Millennium Post

India pins hope on ‘Abenomics’

Hopes are high in India as Shinzo Abe, leader of Japan’s pro-business Liberal Democratic Party (LDP), on Wednesday returned as prime minister with an agenda to revive the economy and overhaul foreign policy.

Government and business circles are expecting the comeback premier would facilitate greater investment into the country, especially in infrastructure, and more two-way trade.

The expectations are powered by Abe’s past and recent statements about Japan’s relations with India and a set of economic policies dubbed ‘Abenomics’.

Abe is pushing for a big-scale monetary and budget stimulus plan, aimed at fighting deflation that has deadened its economy for the last two decades. He has pressed the Bank of Japan to further ease its monetary policy and push down the value of the yen to enhance competitiveness of Japanese companies. A weakening yen makes Indian imports cheaper.

Abe has said he would deregulate the energy, healthcare and environment sectors that has attracted attention of Indian investors.

Economic ties have been the bedrock of relations between India and Japan.

As Yasukuni Enoki, former Japanese envoy to India, has pointed out, bilateral relations earlier used to be driven by initiatives by political leaders. Today, it is business interests that drive the relationship.  India considers Japan a source of economic funding. Between 2000 and 2012, Japanese FDI into India touched $12.86 billion. Japan has also decided to invest $4.5 billion in a 1,483-km New Delhi-Mumbai industrial corridor.

And this is expected to be further consolidated now as Abe moves to pursue his stated policies, believe diplomatic observers and business experts. They say there is now greater room for closer cooperation in a range of economic and strategic issues given the shifting power balance in the Asia-Pacific. Abe on his own has said he wants to deepen ties with India.

‘We need to deepen ties with the rest of Asia, including India, and Australia, and not only diplomatically but in the fields of security and energy, before starting to work on improving ties with China,’ said Abe after the LDP’s landslide election victory this month.

And the reasons are not far to seek. Experts say they are rooted in the two countries’ demographics and economic and strategic needs.

Japan is one of the world’s most rapidly aging societies, while India’s is overwhelmingly young. Japan has high technology and infrastructure know-how that India needs.

India has natural resources and is a strategic location, being closer to the Middle East and European markets. Companies like Hitachi and Panasonic are planning to use India as a manufacturing base for exporting to third countries such as African ones.

Japan’s difficult relationship with China is forcing some Japanese companies pivoting investments to India.

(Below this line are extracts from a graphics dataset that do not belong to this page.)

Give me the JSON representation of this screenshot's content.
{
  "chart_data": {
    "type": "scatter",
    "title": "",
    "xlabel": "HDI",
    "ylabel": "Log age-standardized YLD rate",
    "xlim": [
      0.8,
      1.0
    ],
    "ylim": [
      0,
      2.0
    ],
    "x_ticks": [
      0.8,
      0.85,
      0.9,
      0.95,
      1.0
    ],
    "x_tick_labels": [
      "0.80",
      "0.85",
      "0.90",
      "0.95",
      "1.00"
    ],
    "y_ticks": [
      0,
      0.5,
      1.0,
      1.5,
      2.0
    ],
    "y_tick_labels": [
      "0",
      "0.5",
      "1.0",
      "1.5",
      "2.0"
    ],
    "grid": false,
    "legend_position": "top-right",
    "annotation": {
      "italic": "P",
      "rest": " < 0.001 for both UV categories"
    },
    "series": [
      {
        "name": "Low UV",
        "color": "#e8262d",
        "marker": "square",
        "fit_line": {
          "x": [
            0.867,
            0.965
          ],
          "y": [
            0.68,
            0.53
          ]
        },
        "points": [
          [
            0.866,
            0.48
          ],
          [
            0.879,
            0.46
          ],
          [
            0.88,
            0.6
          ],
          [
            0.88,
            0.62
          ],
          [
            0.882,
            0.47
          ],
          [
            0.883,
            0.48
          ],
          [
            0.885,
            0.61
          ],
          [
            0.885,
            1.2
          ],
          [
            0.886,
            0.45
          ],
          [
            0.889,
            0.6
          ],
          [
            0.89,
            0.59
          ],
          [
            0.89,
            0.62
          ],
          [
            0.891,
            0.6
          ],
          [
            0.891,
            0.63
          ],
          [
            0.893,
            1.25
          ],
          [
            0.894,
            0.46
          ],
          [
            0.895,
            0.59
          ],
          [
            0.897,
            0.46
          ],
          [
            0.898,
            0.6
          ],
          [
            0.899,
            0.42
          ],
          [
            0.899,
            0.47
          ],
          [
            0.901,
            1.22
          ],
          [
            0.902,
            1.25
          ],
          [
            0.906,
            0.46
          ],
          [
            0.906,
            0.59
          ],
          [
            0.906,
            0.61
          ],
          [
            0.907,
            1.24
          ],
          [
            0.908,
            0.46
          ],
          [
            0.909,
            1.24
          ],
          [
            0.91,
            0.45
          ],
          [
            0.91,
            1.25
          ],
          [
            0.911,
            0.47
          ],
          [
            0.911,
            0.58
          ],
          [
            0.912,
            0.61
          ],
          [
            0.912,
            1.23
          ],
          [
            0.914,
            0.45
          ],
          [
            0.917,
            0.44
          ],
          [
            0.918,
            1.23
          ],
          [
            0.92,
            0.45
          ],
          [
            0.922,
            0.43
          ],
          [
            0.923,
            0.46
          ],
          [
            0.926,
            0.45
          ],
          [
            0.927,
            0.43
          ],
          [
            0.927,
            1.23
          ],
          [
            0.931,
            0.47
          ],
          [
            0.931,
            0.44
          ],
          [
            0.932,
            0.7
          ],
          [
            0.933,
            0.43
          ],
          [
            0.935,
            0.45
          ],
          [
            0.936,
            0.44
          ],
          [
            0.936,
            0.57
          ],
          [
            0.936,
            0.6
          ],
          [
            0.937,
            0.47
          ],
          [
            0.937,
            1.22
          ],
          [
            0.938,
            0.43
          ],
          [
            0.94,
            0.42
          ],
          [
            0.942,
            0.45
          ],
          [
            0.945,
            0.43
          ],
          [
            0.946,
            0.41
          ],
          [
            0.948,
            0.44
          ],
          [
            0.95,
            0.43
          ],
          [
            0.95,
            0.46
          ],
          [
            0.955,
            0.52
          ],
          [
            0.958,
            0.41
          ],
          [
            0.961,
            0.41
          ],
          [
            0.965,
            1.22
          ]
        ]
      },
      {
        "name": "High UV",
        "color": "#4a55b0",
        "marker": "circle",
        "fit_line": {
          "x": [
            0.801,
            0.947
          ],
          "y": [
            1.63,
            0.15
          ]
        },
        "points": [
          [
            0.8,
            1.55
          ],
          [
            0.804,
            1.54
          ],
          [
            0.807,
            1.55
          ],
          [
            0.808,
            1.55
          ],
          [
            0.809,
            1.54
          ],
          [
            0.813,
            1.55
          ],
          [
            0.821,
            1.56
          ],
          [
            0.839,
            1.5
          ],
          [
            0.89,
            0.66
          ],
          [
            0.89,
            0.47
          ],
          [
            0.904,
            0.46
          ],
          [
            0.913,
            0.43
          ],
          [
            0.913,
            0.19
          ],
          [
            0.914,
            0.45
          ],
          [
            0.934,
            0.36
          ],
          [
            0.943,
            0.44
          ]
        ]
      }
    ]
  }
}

In September, angry crowds across China attacked Japanese businesses in protest against Japan’s claims to a chain of disputed islands in East China Sea. Japanese firms have begun to buy stakes in India’s insurance and information technology sectors.

‘With its market, human resources and business partnerships, India is an important strategic base for Hitachi,’ Hitachi president Hiroaki Nakanishi said after holding the company’s first board meeting outside Japan in New Delhi this month. Hitachi, he said, would acquire companies in the social infrastructure segment. ‘Japanese companies are interested in India because the consumer demand here is increasing much more than supply,’ said a trade analyst.

Said Yorihisa Shiokawa, Panasonic’s managing executive officer, ‘India has been a potential growth market for Panasonic. Localisation (of products) will be the key.’

Trade between India and Japan in 2011 was worth a modest $17.8 billion. It is targeted to grow to $25 billion by 2014. However, it is too little when compared to Sino-Japanese trade that touched $345 billion in 2011.

India’s ties with Japan have come a long way since May 1998, when Japan suspended its overseas development assistance over India’s nuclear tests. Since then, the changing strategic environment in the Asia-Pacific has brought the two closer, culminating in Prime Minister Manmohan Singh’s visit to Japan in 2011.

Abe last week said he would consider revoking the ban on construction of new nuclear reactors. That bodes well for India as talks on civilian nuclear cooperation, suspended since the March 2011 Fukushima nuclear tragedy, could be restarted.

As big time consumers, both Japan and India have a shared interest in guaranteeing the free transit of energy and trade between the Suez Canal and the Western Pacific.

As the two countries celebrate 60 years of diplomatic relations this year, observers say, economic and strategic imperatives would make New Delhi and Tokyo further deepen their engagement in the days to come.